As I observe the world’s rapid descent into chaos, I’ve been thinking a lot about Adinkra and his way of life. Nations everywhere are having to spend vast sums of money and precious resources to build increasingly sophisticated weapons to defend themselves against bad actors—real and imaginary. In the process, many basic needs of average citizens, like healthcare, are going unfulfilled.

America’s national debt is likely to reach $40 trillion next year. It’s been reported that the Trump administration was preparing to ask Congress to appropriate $200 billion for the war in Iran. I look at the sheer scale of the munitions that the U.S. and Israel are firing at Iran, and what Iran is shooting back not only directly at its two opponents but at the entire region, and just what question comes to mind: What the heck are we doing?

In President Trump’s budget proposal for the 2027 fiscal year, a summary of which was released last week, he is seeking $1.5 trillion in defense spending. The Wall Street Journal says it is by far the largest dollar amount in modern history. The budget plan calls for a $73 billion decrease in nondefense spending, including cuts to education and the Environmental Protection Agency.

The threats to global security are growing at an alarming rate so it is prudent for countries to take protective measures.

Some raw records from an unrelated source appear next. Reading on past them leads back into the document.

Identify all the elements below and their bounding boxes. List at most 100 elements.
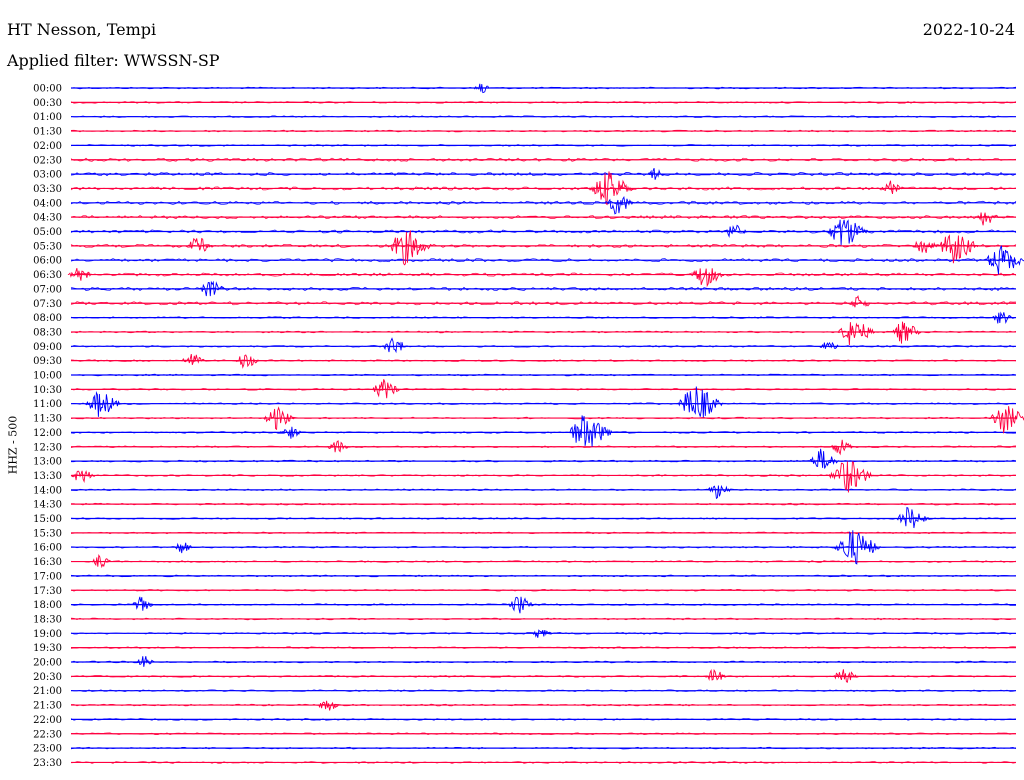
event-burst-28 (988, 406, 1024, 434)
event-burst-3 (881, 180, 904, 195)
row-label-1900: 19:00 (33, 629, 62, 640)
event-burst-4 (603, 195, 636, 215)
trace-noise-1930 (70, 646, 1017, 649)
event-burst-33 (808, 448, 840, 469)
row-label-1200: 12:00 (33, 428, 62, 439)
event-burst-34 (70, 470, 96, 483)
row-label-0500: 05:00 (33, 227, 62, 238)
event-burst-14 (67, 268, 93, 281)
row-label-0000: 00:00 (33, 84, 62, 95)
trace-noise-1800 (70, 603, 1017, 606)
trace-noise-1200 (70, 431, 1017, 434)
trace-noise-2330 (70, 761, 1017, 764)
trace-noise-0700 (70, 286, 1017, 291)
row-label-0830: 08:30 (33, 327, 62, 338)
trace-noise-0030 (70, 101, 1017, 104)
event-burst-16 (849, 295, 873, 308)
trace-noise-1030 (70, 388, 1017, 391)
event-burst-40 (91, 553, 112, 569)
event-burst-37 (895, 506, 930, 529)
event-burst-32 (830, 439, 855, 456)
trace-noise-1300 (70, 459, 1017, 463)
trace-noise-0530 (70, 243, 1017, 248)
trace-noise-0800 (70, 316, 1017, 319)
event-burst-12 (984, 245, 1024, 275)
trace-noise-1400 (70, 488, 1017, 492)
event-burst-18 (837, 322, 876, 345)
event-burst-15 (199, 280, 226, 297)
row-label-0400: 04:00 (33, 198, 62, 209)
row-label-1330: 13:30 (33, 471, 62, 482)
trace-noise-1430 (70, 502, 1017, 506)
row-label-1730: 17:30 (33, 586, 62, 597)
trace-noise-0300 (70, 172, 1017, 177)
row-label-0930: 09:30 (33, 356, 62, 367)
trace-noise-1530 (70, 531, 1017, 535)
trace-noise-1630 (70, 560, 1017, 563)
row-label-0730: 07:30 (33, 299, 62, 310)
event-burst-38 (833, 530, 881, 565)
trace-noise-1100 (70, 402, 1017, 405)
row-label-0630: 06:30 (33, 270, 62, 281)
row-label-1500: 15:00 (33, 514, 62, 525)
row-label-0030: 00:30 (33, 98, 62, 109)
trace-noise-1230 (70, 445, 1017, 449)
trace-noise-1700 (70, 574, 1017, 578)
row-label-1630: 16:30 (33, 557, 62, 568)
row-label-2200: 22:00 (33, 715, 62, 726)
trace-noise-1500 (70, 517, 1017, 520)
row-label-1930: 19:30 (33, 643, 62, 654)
event-burst-5 (974, 212, 1000, 226)
trace-noise-1730 (70, 589, 1017, 592)
event-burst-23 (234, 354, 260, 369)
event-burst-11 (186, 237, 213, 252)
row-label-0200: 02:00 (33, 141, 62, 152)
row-label-0900: 09:00 (33, 342, 62, 353)
row-label-1030: 10:30 (33, 385, 62, 396)
row-label-1000: 10:00 (33, 371, 62, 382)
row-label-1830: 18:30 (33, 614, 62, 625)
event-burst-24 (371, 379, 401, 399)
event-burst-17 (991, 311, 1015, 325)
row-label-0330: 03:30 (33, 184, 62, 195)
trace-noise-1600 (70, 545, 1017, 549)
trace-noise-1830 (70, 617, 1017, 621)
event-burst-9 (936, 234, 980, 264)
event-burst-27 (263, 406, 295, 431)
event-burst-30 (279, 426, 303, 439)
row-label-2000: 20:00 (33, 658, 62, 669)
trace-noise-0100 (70, 115, 1017, 118)
row-label-0230: 02:30 (33, 155, 62, 166)
row-label-1700: 17:00 (33, 571, 62, 582)
trace-noise-1000 (70, 373, 1017, 377)
event-burst-19 (890, 321, 922, 344)
row-label-1230: 12:30 (33, 442, 62, 453)
row-label-0530: 05:30 (33, 241, 62, 252)
trace-noise-2130 (70, 703, 1017, 707)
trace-noise-0400 (70, 200, 1017, 205)
trace-noise-0900 (70, 345, 1017, 348)
trace-noise-0500 (70, 229, 1017, 234)
trace-noise-0000 (70, 86, 1017, 90)
trace-noise-0830 (70, 330, 1017, 334)
event-burst-44 (135, 656, 156, 667)
trace-noise-1130 (70, 416, 1017, 420)
row-label-2300: 23:00 (33, 744, 62, 755)
row-label-0800: 08:00 (33, 313, 62, 324)
event-burst-47 (317, 700, 340, 711)
row-label-1530: 15:30 (33, 528, 62, 539)
event-burst-6 (825, 219, 870, 246)
row-label-1600: 16:00 (33, 543, 62, 554)
trace-noise-0130 (70, 129, 1017, 133)
row-label-2100: 21:00 (33, 686, 62, 697)
trace-noise-0600 (70, 258, 1017, 263)
row-label-1430: 14:30 (33, 500, 62, 511)
row-label-2330: 23:30 (33, 758, 62, 769)
station-title: HT Nesson, Tempi (7, 20, 157, 39)
event-burst-45 (704, 668, 728, 681)
event-burst-8 (387, 230, 433, 266)
row-label-0700: 07:00 (33, 284, 62, 295)
event-burst-36 (707, 484, 732, 500)
row-label-1800: 18:00 (33, 600, 62, 611)
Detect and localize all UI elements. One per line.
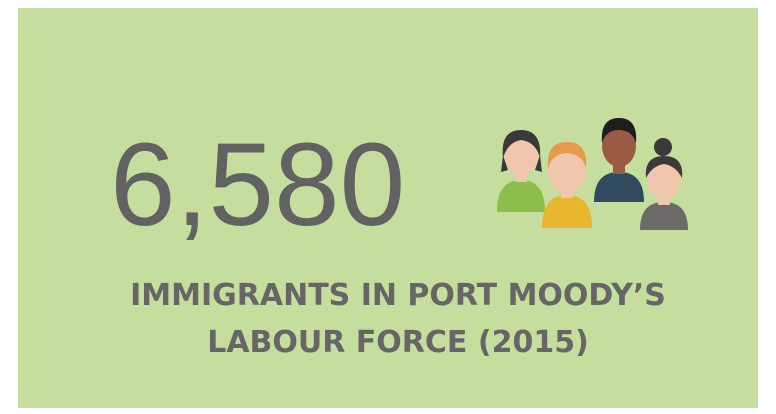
stat-label: LABOUR FORCE (2015) bbox=[207, 325, 589, 360]
infographic: 6,580 IMMIGRANTS IN PORT MOODY’S LABOUR … bbox=[0, 0, 776, 414]
page: 6,580 IMMIGRANTS IN PORT MOODY’S LABOUR … bbox=[0, 0, 776, 414]
stat-value: 6,580 bbox=[110, 119, 405, 251]
stat-label: IMMIGRANTS IN PORT MOODY’S bbox=[130, 278, 666, 313]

That necessarily requires increased defense spending. But $1.5 trillion, for just one year, is such an eye-popping number that it should force us to take a pause and ask whether there aren’t alternative and less expensive ways to keep ourselves safe.

In her column in the Wall Street Journal last week, Peggy Noonan said, “having grown up with World War II movies and TV shows and histories, I came to see war as pretty much the normal state of man, because there’s something wrong with us.”

Something is definitely wrong with us. Because I haven’t studied zoology, my understanding of how the animal kingdom works is limited. But I have this constant feeling that it probably functions quite a bit better than our human world.

The thing I am also curious about is what the animals see, and what they think of some of the things we do. Many of our self-destructive actions unfortunately affect them. We have a habit of destroying their habitats in our quest for the resources that we use to satisfy our endless wants and to build our killing machines. We are not apex predators, but the common animals we interact with must be wondering how we got to sit atop them in the food chain.

Since our resources are not infinite, our current trajectory is not sustainable. One of these days, we will realize that adopting Adinkra’s way of thinking is the only way to save ourselves from extinction. The bad actors in the world, like the armed robbers in Ghana, always constitute just a tiny fraction of the population. But somehow we allow them to dictate how we live.